Opening those pristine pages of information and considered opinion (I am showing my prejudices here. I am only speaking of the Fairfax papers!) each morning before I face the remaining day, to hear that rustle of newspaper, is music to my soul.
Breakfast is so much better when the paper is propped in front of me.
Arriving in Bendigo 41 years ago I was very pleasantly surprised to discover a city surrounded by bush, with numerous parks and gardens and beautiful old historic buildings.
We still call ourselves "flatlanders" after coming from Gippsland, but Bendigo does have its own particular charm as a city.
Our first action when we arrived was to order the local newspaper.
There is no other way to know a city as intimately except through the eyes of the local journalists, the letter writers, the advertisements, the editorials, articles about local events, historians with their historical slant on this city of ours, and the personal columns.
It is only via local news that we achieve such a feeling of community.
The Addy embraces causes which the community are invited to support, whether it is individual assistance or support to an organisation or business, and only a locally written daily community paper can provide that information to its readers.
We recently headed off for a two-week holiday.
Each day I checked the Addy on my iPad.
How else would I know if a friend had died, or an earth-shattering announcement was about to change Bendigo forever... or just simply what I might be missing in the city that day.
We will lose our sense of community, of shared experiences, of Bendigo happenings, if our Addy becomes a more generic paper, if it no longer speaks for us personally.
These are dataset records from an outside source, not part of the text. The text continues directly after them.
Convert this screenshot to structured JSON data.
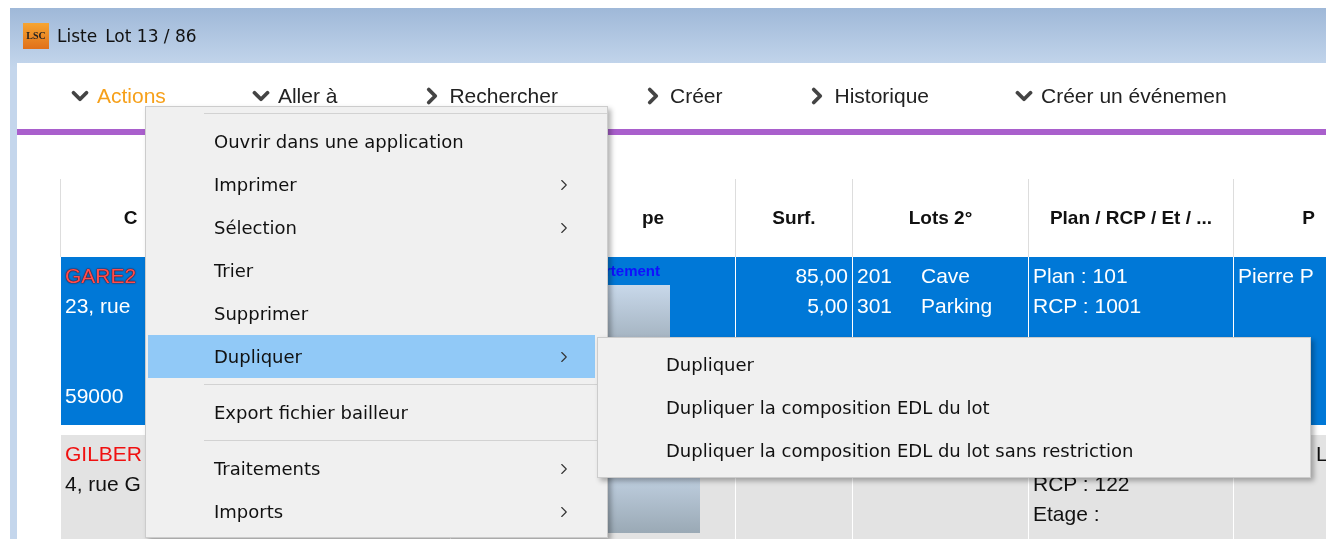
{
  "window": {
    "logo": "LSC",
    "title": "Liste",
    "subtitle": "Lot 13 / 86"
  },
  "toolbar": [
    {
      "label": "Actions",
      "expanded": true,
      "selected": true
    },
    {
      "label": "Aller à",
      "expanded": true,
      "selected": false
    },
    {
      "label": "Rechercher",
      "expanded": false,
      "selected": false
    },
    {
      "label": "Créer",
      "expanded": false,
      "selected": false
    },
    {
      "label": "Historique",
      "expanded": false,
      "selected": false
    },
    {
      "label": "Créer un événemen",
      "expanded": true,
      "selected": false
    }
  ],
  "table": {
    "columns": [
      {
        "label": "C"
      },
      {
        "label": "pe"
      },
      {
        "label": "Surf."
      },
      {
        "label": "Lots 2°"
      },
      {
        "label": "Plan / RCP / Et / ..."
      },
      {
        "label": "P"
      }
    ],
    "rows": [
      {
        "selected": true,
        "code": "GARE2",
        "address": "23, rue",
        "city": "59000",
        "type": "rtement",
        "photo": true,
        "surf": [
          "85,00",
          "5,00"
        ],
        "lots": [
          {
            "number": "201",
            "label": "Cave"
          },
          {
            "number": "301",
            "label": "Parking"
          }
        ],
        "plan": [
          "Plan : 101",
          "RCP : 1001"
        ],
        "owner": [
          "Pierre P"
        ]
      },
      {
        "selected": false,
        "code": "GILBER",
        "address": "4, rue G",
        "photo": true,
        "surf": [],
        "lots": [],
        "plan": [
          "RCP : 122",
          "Etage :"
        ],
        "owner": [
          "L"
        ]
      }
    ]
  },
  "menu": {
    "items": [
      {
        "kind": "separator"
      },
      {
        "kind": "item",
        "label": "Ouvrir dans une application",
        "submenu": false,
        "selected": false
      },
      {
        "kind": "item",
        "label": "Imprimer",
        "submenu": true,
        "selected": false
      },
      {
        "kind": "item",
        "label": "Sélection",
        "submenu": true,
        "selected": false
      },
      {
        "kind": "item",
        "label": "Trier",
        "submenu": false,
        "selected": false
      },
      {
        "kind": "item",
        "label": "Supprimer",
        "submenu": false,
        "selected": false
      },
      {
        "kind": "item",
        "label": "Dupliquer",
        "submenu": true,
        "selected": true
      },
      {
        "kind": "separator"
      },
      {
        "kind": "item",
        "label": "Export fichier bailleur",
        "submenu": false,
        "selected": false
      },
      {
        "kind": "separator"
      },
      {
        "kind": "item",
        "label": "Traitements",
        "submenu": true,
        "selected": false
      },
      {
        "kind": "item",
        "label": "Imports",
        "submenu": true,
        "selected": false
      }
    ]
  },
  "submenu": {
    "items": [
      {
        "label": "Dupliquer",
        "selected": false
      },
      {
        "label": "Dupliquer la composition EDL du lot",
        "selected": false
      },
      {
        "label": "Dupliquer la composition EDL du lot sans restriction",
        "selected": false
      }
    ]
  }
}
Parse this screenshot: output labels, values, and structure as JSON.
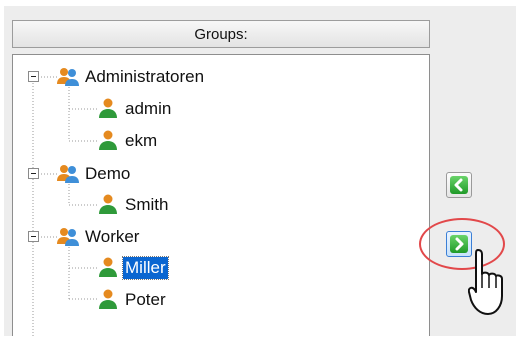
{
  "groups_panel": {
    "header": "Groups:"
  },
  "tree": {
    "nodes": [
      {
        "label": "Administratoren",
        "type": "group",
        "expanded": true
      },
      {
        "label": "admin",
        "type": "user"
      },
      {
        "label": "ekm",
        "type": "user"
      },
      {
        "label": "Demo",
        "type": "group",
        "expanded": true
      },
      {
        "label": "Smith",
        "type": "user"
      },
      {
        "label": "Worker",
        "type": "group",
        "expanded": true
      },
      {
        "label": "Miller",
        "type": "user",
        "selected": true
      },
      {
        "label": "Poter",
        "type": "user"
      }
    ]
  },
  "buttons": {
    "move_left": {
      "icon": "chevron-left-icon"
    },
    "move_right": {
      "icon": "chevron-right-icon",
      "highlighted": true
    }
  },
  "colors": {
    "selection": "#0a66d1",
    "arrow_green": "#2fae35",
    "highlight_circle": "#e2484a",
    "group_icon_orange": "#e58a1f",
    "user_icon_green": "#2f9a3a"
  }
}
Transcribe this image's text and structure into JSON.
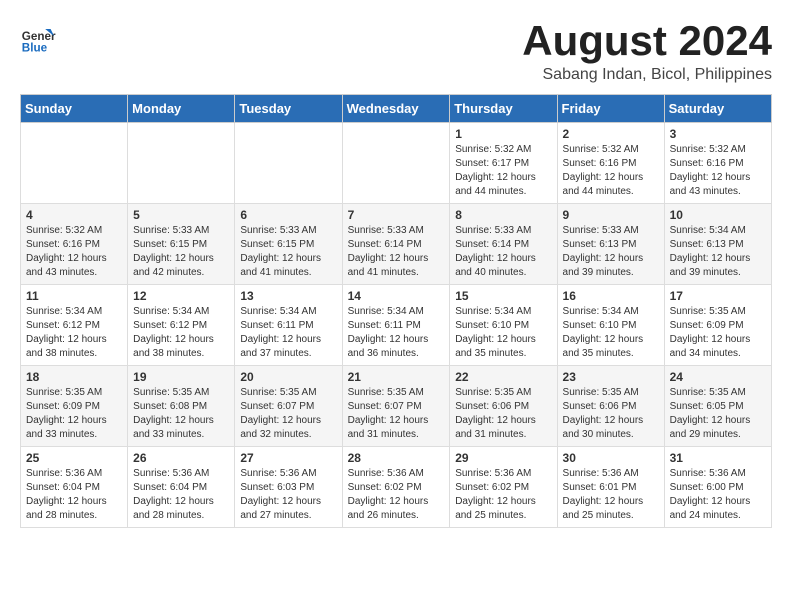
{
  "header": {
    "logo_line1": "General",
    "logo_line2": "Blue",
    "month_year": "August 2024",
    "location": "Sabang Indan, Bicol, Philippines"
  },
  "weekdays": [
    "Sunday",
    "Monday",
    "Tuesday",
    "Wednesday",
    "Thursday",
    "Friday",
    "Saturday"
  ],
  "weeks": [
    [
      {
        "day": "",
        "info": ""
      },
      {
        "day": "",
        "info": ""
      },
      {
        "day": "",
        "info": ""
      },
      {
        "day": "",
        "info": ""
      },
      {
        "day": "1",
        "info": "Sunrise: 5:32 AM\nSunset: 6:17 PM\nDaylight: 12 hours\nand 44 minutes."
      },
      {
        "day": "2",
        "info": "Sunrise: 5:32 AM\nSunset: 6:16 PM\nDaylight: 12 hours\nand 44 minutes."
      },
      {
        "day": "3",
        "info": "Sunrise: 5:32 AM\nSunset: 6:16 PM\nDaylight: 12 hours\nand 43 minutes."
      }
    ],
    [
      {
        "day": "4",
        "info": "Sunrise: 5:32 AM\nSunset: 6:16 PM\nDaylight: 12 hours\nand 43 minutes."
      },
      {
        "day": "5",
        "info": "Sunrise: 5:33 AM\nSunset: 6:15 PM\nDaylight: 12 hours\nand 42 minutes."
      },
      {
        "day": "6",
        "info": "Sunrise: 5:33 AM\nSunset: 6:15 PM\nDaylight: 12 hours\nand 41 minutes."
      },
      {
        "day": "7",
        "info": "Sunrise: 5:33 AM\nSunset: 6:14 PM\nDaylight: 12 hours\nand 41 minutes."
      },
      {
        "day": "8",
        "info": "Sunrise: 5:33 AM\nSunset: 6:14 PM\nDaylight: 12 hours\nand 40 minutes."
      },
      {
        "day": "9",
        "info": "Sunrise: 5:33 AM\nSunset: 6:13 PM\nDaylight: 12 hours\nand 39 minutes."
      },
      {
        "day": "10",
        "info": "Sunrise: 5:34 AM\nSunset: 6:13 PM\nDaylight: 12 hours\nand 39 minutes."
      }
    ],
    [
      {
        "day": "11",
        "info": "Sunrise: 5:34 AM\nSunset: 6:12 PM\nDaylight: 12 hours\nand 38 minutes."
      },
      {
        "day": "12",
        "info": "Sunrise: 5:34 AM\nSunset: 6:12 PM\nDaylight: 12 hours\nand 38 minutes."
      },
      {
        "day": "13",
        "info": "Sunrise: 5:34 AM\nSunset: 6:11 PM\nDaylight: 12 hours\nand 37 minutes."
      },
      {
        "day": "14",
        "info": "Sunrise: 5:34 AM\nSunset: 6:11 PM\nDaylight: 12 hours\nand 36 minutes."
      },
      {
        "day": "15",
        "info": "Sunrise: 5:34 AM\nSunset: 6:10 PM\nDaylight: 12 hours\nand 35 minutes."
      },
      {
        "day": "16",
        "info": "Sunrise: 5:34 AM\nSunset: 6:10 PM\nDaylight: 12 hours\nand 35 minutes."
      },
      {
        "day": "17",
        "info": "Sunrise: 5:35 AM\nSunset: 6:09 PM\nDaylight: 12 hours\nand 34 minutes."
      }
    ],
    [
      {
        "day": "18",
        "info": "Sunrise: 5:35 AM\nSunset: 6:09 PM\nDaylight: 12 hours\nand 33 minutes."
      },
      {
        "day": "19",
        "info": "Sunrise: 5:35 AM\nSunset: 6:08 PM\nDaylight: 12 hours\nand 33 minutes."
      },
      {
        "day": "20",
        "info": "Sunrise: 5:35 AM\nSunset: 6:07 PM\nDaylight: 12 hours\nand 32 minutes."
      },
      {
        "day": "21",
        "info": "Sunrise: 5:35 AM\nSunset: 6:07 PM\nDaylight: 12 hours\nand 31 minutes."
      },
      {
        "day": "22",
        "info": "Sunrise: 5:35 AM\nSunset: 6:06 PM\nDaylight: 12 hours\nand 31 minutes."
      },
      {
        "day": "23",
        "info": "Sunrise: 5:35 AM\nSunset: 6:06 PM\nDaylight: 12 hours\nand 30 minutes."
      },
      {
        "day": "24",
        "info": "Sunrise: 5:35 AM\nSunset: 6:05 PM\nDaylight: 12 hours\nand 29 minutes."
      }
    ],
    [
      {
        "day": "25",
        "info": "Sunrise: 5:36 AM\nSunset: 6:04 PM\nDaylight: 12 hours\nand 28 minutes."
      },
      {
        "day": "26",
        "info": "Sunrise: 5:36 AM\nSunset: 6:04 PM\nDaylight: 12 hours\nand 28 minutes."
      },
      {
        "day": "27",
        "info": "Sunrise: 5:36 AM\nSunset: 6:03 PM\nDaylight: 12 hours\nand 27 minutes."
      },
      {
        "day": "28",
        "info": "Sunrise: 5:36 AM\nSunset: 6:02 PM\nDaylight: 12 hours\nand 26 minutes."
      },
      {
        "day": "29",
        "info": "Sunrise: 5:36 AM\nSunset: 6:02 PM\nDaylight: 12 hours\nand 25 minutes."
      },
      {
        "day": "30",
        "info": "Sunrise: 5:36 AM\nSunset: 6:01 PM\nDaylight: 12 hours\nand 25 minutes."
      },
      {
        "day": "31",
        "info": "Sunrise: 5:36 AM\nSunset: 6:00 PM\nDaylight: 12 hours\nand 24 minutes."
      }
    ]
  ]
}
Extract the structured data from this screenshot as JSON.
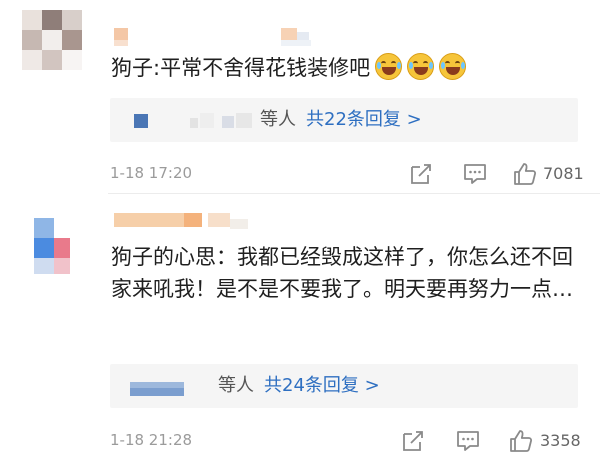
{
  "comments": [
    {
      "text": "狗子:平常不舍得花钱装修吧",
      "emoji_icon": "laughing-with-tears-emoji",
      "emoji_count": 3,
      "reply_summary": {
        "prefix": "等人",
        "link": "共22条回复 >"
      },
      "time": "1-18 17:20",
      "likes": "7081"
    },
    {
      "text": "狗子的心思：我都已经毁成这样了，你怎么还不回家来吼我！是不是不要我了。明天要再努力一点…",
      "reply_summary": {
        "prefix": "等人",
        "link": "共24条回复 >"
      },
      "time": "1-18 21:28",
      "likes": "3358"
    }
  ],
  "colors": {
    "link": "#2e6fc1",
    "meta_text": "#9b9b9b",
    "reply_bg": "#f5f5f5"
  },
  "icons": [
    "share-icon",
    "comment-icon",
    "like-icon"
  ]
}
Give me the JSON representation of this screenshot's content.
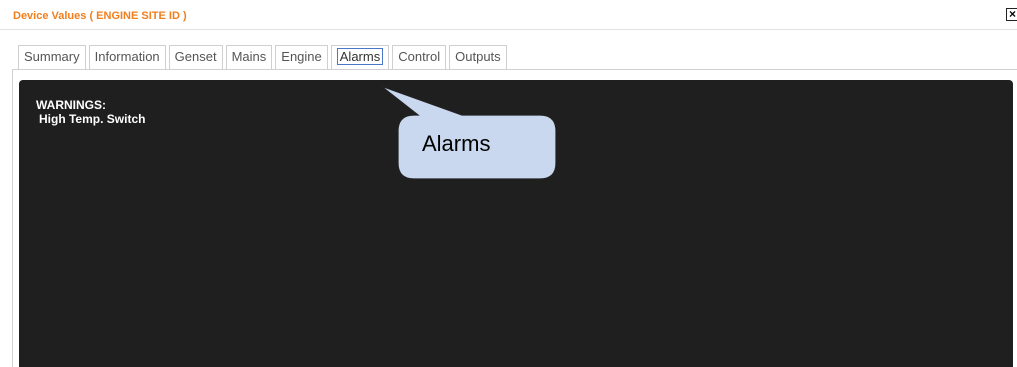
{
  "dialog": {
    "title": "Device Values ( ENGINE SITE ID )",
    "close_icon": "close-x-icon"
  },
  "tabs": [
    {
      "label": "Summary"
    },
    {
      "label": "Information"
    },
    {
      "label": "Genset"
    },
    {
      "label": "Mains"
    },
    {
      "label": "Engine"
    },
    {
      "label": "Alarms",
      "active": true
    },
    {
      "label": "Control"
    },
    {
      "label": "Outputs"
    }
  ],
  "alarms_panel": {
    "heading": "WARNINGS:",
    "items": [
      "High Temp. Switch"
    ]
  },
  "callout": {
    "label": "Alarms"
  },
  "colors": {
    "title": "#f07f1e",
    "panel_bg": "#1f1f1f",
    "callout_fill": "#c9d8ee",
    "active_tab_border": "#4a78c8"
  }
}
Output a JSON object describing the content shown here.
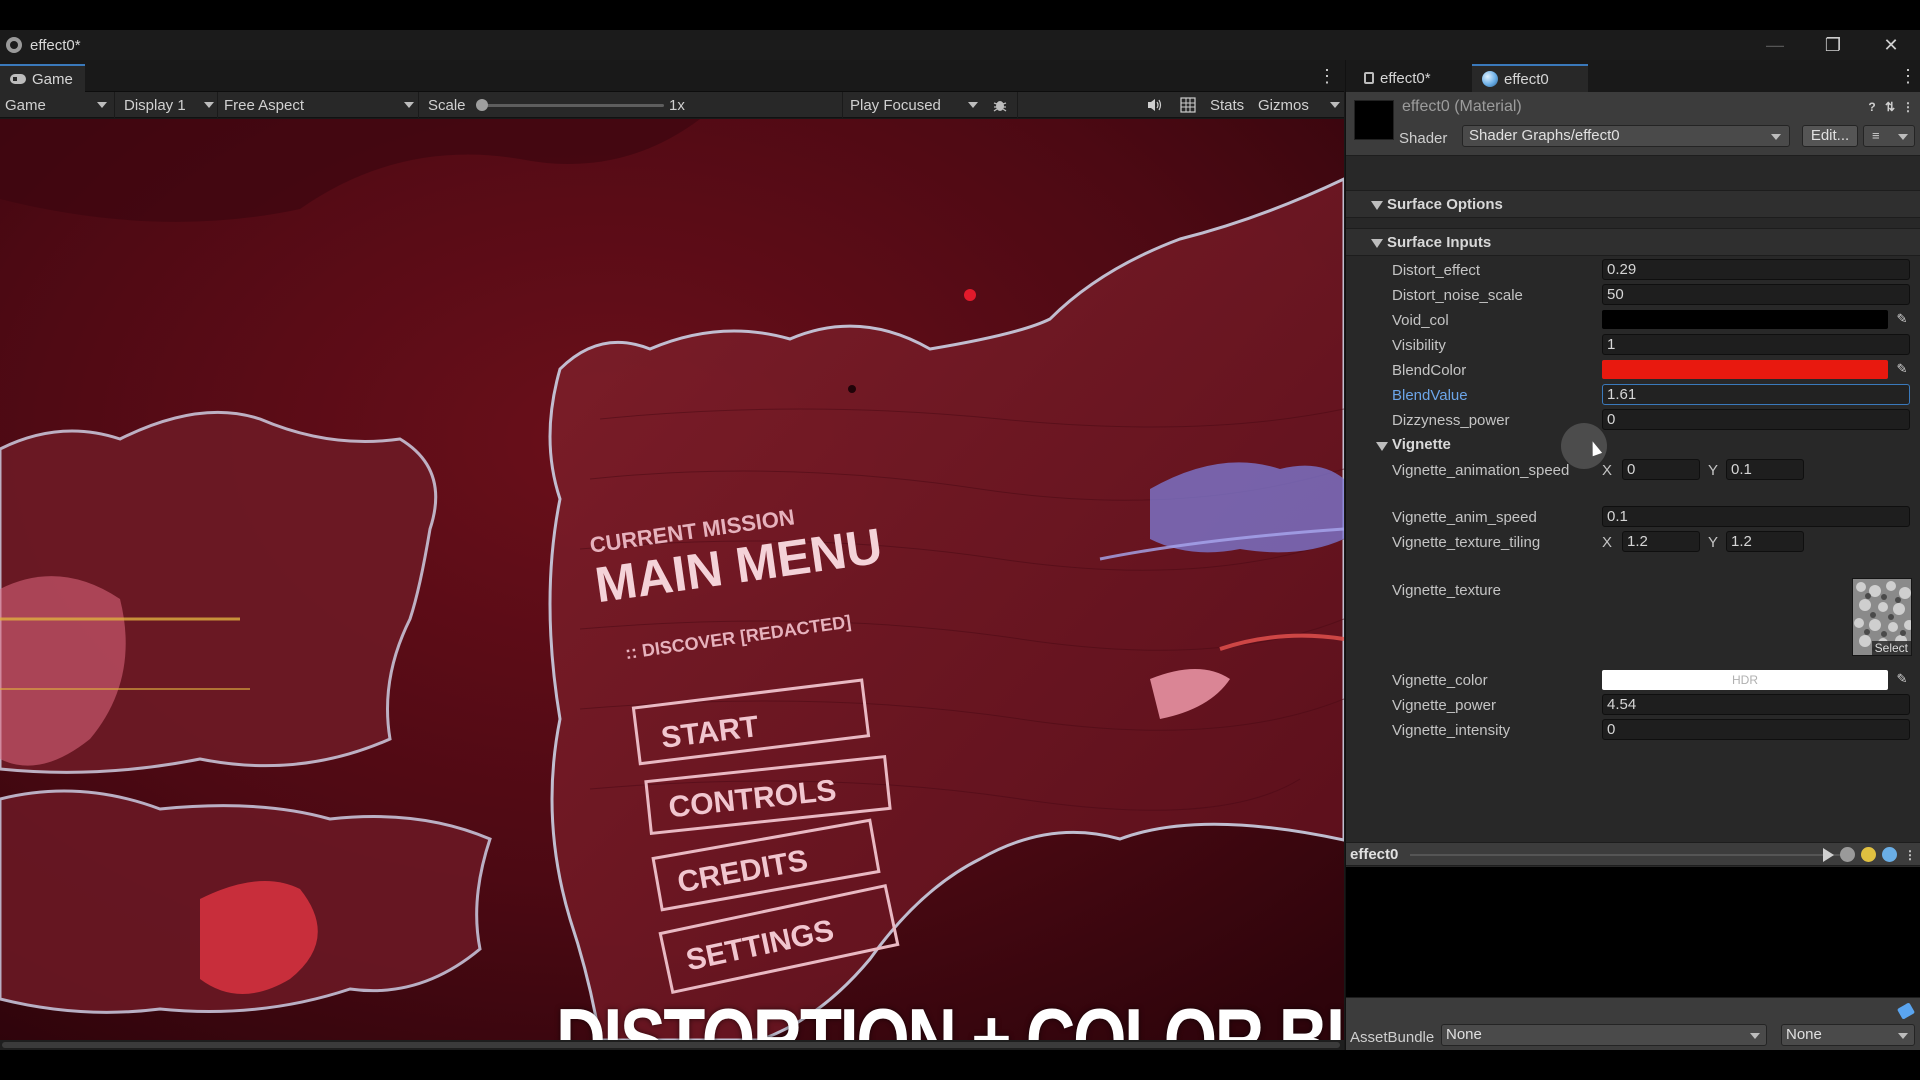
{
  "window": {
    "title": "effect0*"
  },
  "game_panel": {
    "tab_label": "Game",
    "toolbar": {
      "view_mode": "Game",
      "display": "Display 1",
      "aspect": "Free Aspect",
      "scale_label": "Scale",
      "scale_value": "1x",
      "scale_fraction": 0,
      "play_mode": "Play Focused",
      "stats": "Stats",
      "gizmos": "Gizmos"
    },
    "caption": "DISTORTION + COLOR BLENDING",
    "scene_text": {
      "menu_small": "CURRENT MISSION",
      "menu_title": "MAIN MENU",
      "menu_sub": ":: DISCOVER [REDACTED]",
      "buttons": [
        "START",
        "CONTROLS",
        "CREDITS",
        "SETTINGS"
      ]
    }
  },
  "inspector": {
    "tabs": [
      {
        "label": "effect0*",
        "icon": "lock-icon"
      },
      {
        "label": "effect0",
        "icon": "material-sphere-icon"
      }
    ],
    "material_name": "effect0 (Material)",
    "shader_label": "Shader",
    "shader_value": "Shader Graphs/effect0",
    "edit_label": "Edit...",
    "sections": {
      "surface_options": "Surface Options",
      "surface_inputs": "Surface Inputs",
      "vignette": "Vignette"
    },
    "properties": {
      "distort_effect": {
        "label": "Distort_effect",
        "value": "0.29"
      },
      "distort_noise_scale": {
        "label": "Distort_noise_scale",
        "value": "50"
      },
      "void_col": {
        "label": "Void_col",
        "color": "#000000"
      },
      "visibility": {
        "label": "Visibility",
        "value": "1"
      },
      "blend_color": {
        "label": "BlendColor",
        "color": "#e8190f"
      },
      "blend_value": {
        "label": "BlendValue",
        "value": "1.61"
      },
      "dizzyness_power": {
        "label": "Dizzyness_power",
        "value": "0"
      },
      "vignette_animation_speed": {
        "label": "Vignette_animation_speed",
        "x_label": "X",
        "x": "0",
        "y_label": "Y",
        "y": "0.1"
      },
      "vignette_anim_speed": {
        "label": "Vignette_anim_speed",
        "value": "0.1"
      },
      "vignette_texture_tiling": {
        "label": "Vignette_texture_tiling",
        "x_label": "X",
        "x": "1.2",
        "y_label": "Y",
        "y": "1.2"
      },
      "vignette_texture": {
        "label": "Vignette_texture",
        "select_label": "Select"
      },
      "vignette_color": {
        "label": "Vignette_color",
        "badge": "HDR",
        "color": "#ffffff"
      },
      "vignette_power": {
        "label": "Vignette_power",
        "value": "4.54"
      },
      "vignette_intensity": {
        "label": "Vignette_intensity",
        "value": "0"
      }
    },
    "preview_name": "effect0",
    "assetbundle_label": "AssetBundle",
    "assetbundle_value": "None",
    "assetbundle_variant": "None"
  },
  "colors": {
    "accent": "#3a79bb",
    "highlight_label": "#6ca5e8",
    "scene_base": "#4a0812"
  }
}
Who will tell us the stories?
I read about the generous philanthropic gesture of Bill and Carol Holsworth to Haven; Home, Safe’s Sidney Myer Haven project, through an article in the Addy.
How else would anyone know about such a magnificent gesture?
The Addy has served us well for 160 years.
I know change is in the air, staff redundancies are being proposed, and staff are feeling very anxious about their future.
I feel a little like a Pollyanna and am still hopeful and positive about the future of our local paper.
It has never needed our support more.